Le nostre chiacchierate: Luna Spettrale, parte 3

Posted in Making Magic on 8 Agosto 2016

By Mark Rosewater

Working in R&D since '95, Mark became Magic head designer in '03. His hobbies: spending time with family, writing about Magic in all mediums, and creating short bios.

Nelle ultime due settimane ho risposto alle vostre domande su Luna Spettrale. Non ho ancora finito... abbiamo ancora un episodio.

La risposta è tecnica, ma è importante. Le espansioni delle carte vengono messe insieme con tempistiche diverse rispetto alle storie brevi che vengono scritte per il sito web. La trama generale viene creata contemporaneamente alle carte, ma molti dei dettagli, tra cui i personaggi minori, non vengono realizzati finché le storie non vengono scritte. Quando l’espansione è stata creata, Hal e Alena non esistevano come personaggi. Kimberly Kreines le ha inventate quando ha scritto la storia "Sotto la luna d'argento".

Quindi, perché non hanno le loro carte? Perché, nel momento in cui sono state create da Kimberly, l’espansione delle carte era stata già terminata da tempo. Una situazione simile è avvenuta nell’originale Innistrad, con Geralf e Gisa. I personaggi sono stati creati durante la scrittura dei testi narrativi, anche in questo caso dopo che le carte erano state terminate... cioè quando esistevano già tutte le illustrazioni e tutti i testi di regole. Come nel caso di Geralf e Gisa, Hal e Alena sono piaciute molto al pubblico e attendiamo l’occasione di inserirle su una o più carte.

Per noi la diversità è molto importante e cerchiamo sempre di trovare modi per inserirla nelle storie. Insisto sul fatto che la loro assenza è il risultato di tempistiche diverse, non la mancanza del desiderio di offrire loro una o più carte.

Questa è stata un’eccezione. Non si tratta di un’abilità che prevedo inseriremo spesso ai bassi livelli di rarità.

Il numero di carte in ogni livello di rarità è un sottoprodotto delle scelte di stampa, che, sebbene siano importanti per noi, sono dettagli noiosi per tutti voi. Penso che il motivo principale per avere quattordici rare mitiche invece di tredici sia stato il fatto che abbiamo ritenuto che Brisela (insomma, una sua metà) e Ulrich, entrambe carte a doppia faccia, meritassero lo stato di rara mitica.

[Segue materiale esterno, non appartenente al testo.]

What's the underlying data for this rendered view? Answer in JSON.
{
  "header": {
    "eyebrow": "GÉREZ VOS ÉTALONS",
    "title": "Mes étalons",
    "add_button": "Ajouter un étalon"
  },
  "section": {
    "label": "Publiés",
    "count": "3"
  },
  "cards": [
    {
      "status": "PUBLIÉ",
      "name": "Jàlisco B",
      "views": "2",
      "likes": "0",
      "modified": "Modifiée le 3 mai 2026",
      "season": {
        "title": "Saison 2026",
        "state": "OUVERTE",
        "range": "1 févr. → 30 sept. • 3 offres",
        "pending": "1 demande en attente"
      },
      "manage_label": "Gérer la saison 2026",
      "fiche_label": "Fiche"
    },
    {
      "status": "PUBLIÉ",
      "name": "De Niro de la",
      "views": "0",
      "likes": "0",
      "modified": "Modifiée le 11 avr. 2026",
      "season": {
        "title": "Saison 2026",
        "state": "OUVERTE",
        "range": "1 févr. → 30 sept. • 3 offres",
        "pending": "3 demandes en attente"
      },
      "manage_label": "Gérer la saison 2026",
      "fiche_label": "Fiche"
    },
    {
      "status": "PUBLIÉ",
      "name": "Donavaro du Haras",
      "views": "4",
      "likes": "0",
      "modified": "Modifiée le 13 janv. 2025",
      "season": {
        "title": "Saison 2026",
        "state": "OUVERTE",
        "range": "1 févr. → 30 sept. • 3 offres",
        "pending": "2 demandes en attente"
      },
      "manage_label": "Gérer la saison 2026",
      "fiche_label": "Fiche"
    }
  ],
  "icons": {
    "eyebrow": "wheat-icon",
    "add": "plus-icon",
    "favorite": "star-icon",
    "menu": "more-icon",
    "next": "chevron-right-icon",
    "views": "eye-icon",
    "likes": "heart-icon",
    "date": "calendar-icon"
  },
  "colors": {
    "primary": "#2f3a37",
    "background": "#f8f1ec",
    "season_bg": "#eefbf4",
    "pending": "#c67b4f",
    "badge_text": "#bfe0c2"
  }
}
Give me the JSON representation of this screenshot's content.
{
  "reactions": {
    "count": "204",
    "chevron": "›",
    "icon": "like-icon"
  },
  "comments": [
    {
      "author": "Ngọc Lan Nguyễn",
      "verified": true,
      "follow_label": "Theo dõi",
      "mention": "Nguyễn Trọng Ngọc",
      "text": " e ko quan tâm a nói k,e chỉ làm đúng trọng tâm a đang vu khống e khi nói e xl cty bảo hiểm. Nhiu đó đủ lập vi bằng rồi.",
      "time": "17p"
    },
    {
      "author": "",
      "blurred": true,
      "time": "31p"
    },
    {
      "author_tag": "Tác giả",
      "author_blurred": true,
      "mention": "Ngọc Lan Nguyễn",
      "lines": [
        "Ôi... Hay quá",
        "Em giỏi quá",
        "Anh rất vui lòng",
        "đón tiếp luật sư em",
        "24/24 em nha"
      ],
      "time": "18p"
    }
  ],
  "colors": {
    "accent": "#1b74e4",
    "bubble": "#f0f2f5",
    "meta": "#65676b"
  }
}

A partire da Magic Origins, abbiamo aperto un nuovo capitolo nel nostro approccio narrativo. Un aspetto è quello di avere storie più continuative. Che legame esiste tra la storia di Theros e la storia di I Khan di Tarkir? È ridottissimo. Nel nostro nuovo modello, cerchiamo di realizzare i nostri blocchi con legami più stretti. Un modo è grazie a un gruppo di personaggi (questo è il motivo per cui abbiamo creato i Guardiani) e un altro modo è attraverso collegamenti tra un blocco e l’altro. In futuro vedrete qualcosa apparire in un blocco e poi spuntare di nuovo fuori qualche blocco dopo.

Ora, avendo appena iniziato questo nuovo tipo di storia, abbiamo voluto comunicare in modo chiaro l’esistenza di questi legami. Per questo motivo, abbiamo deciso di proporre gli Eldrazi uno dopo l’altro. Vogliamo che i giocatori comprendano che le conseguenze di ciò che avviene in un blocco sono presenti nei blocchi successivi. Questo è un cambiamento rispetto al passato e abbiamo dovuto iniziare in modo deciso. Non sarà sempre così evidente o rapido, ma abbiamo proprio voluto cambiare il modo in cui i giocatori considerano la storia.

Abbiamo ridotto il mistero? Certamente, ma gli obiettivi generali erano più importanti.

Volevamo che le pedine Orrore Eldrazi avessero personalità e valori “quadrati” non sarebbero stati adatti. Le pedine 1/1, 2/2 e 3/3 sono così diffuse che è difficile renderle uniche. Sapevamo che le avremmo volute più grandi di 1/1, perché ci piaceva l’idea di progressione delle pedine Eldrazi (0/1, poi 1/1, poi 3/2) con il passare del tempo. Penso che sia stato scelto 3/2 per dare loro più sostanza, ma permettendo anche di riuscire a gestirle.

Ho creato un po’ di movimento quando ho dichiarato online che la presenza di Emrakul su Innistrad ci avrebbe impedito di tornare su Zendikar. Eh? Come è possibile? Ve lo racconto dall’inizio. Adam Lee, ex membro del team creativo, ora passato a Dungeons & Dragons, ha proposto per la prima volta di tornare su Innistrad durante uno dei nostri incontri all’aria aperta del team di Ricerca e Sviluppo. La sua proposta era di creare una seconda avventura su Innistrad incentrata più sull’orrore cosmico che sull’orrore gotico, in quanto avevamo utilizzato la maggior parte degli elementi nella nostra prima visita. La fonte della follia e delle mutazioni (l’orrore cosmico si basa sulla follia e le mutazioni delle persone) sarebbe stata Emrakul. Nella sua idea non c’era traccia di Nahiri o Sorin o della maggior parte della storia che si è venuta a creare. Era principalmente orrore cosmico causato da Emrakul.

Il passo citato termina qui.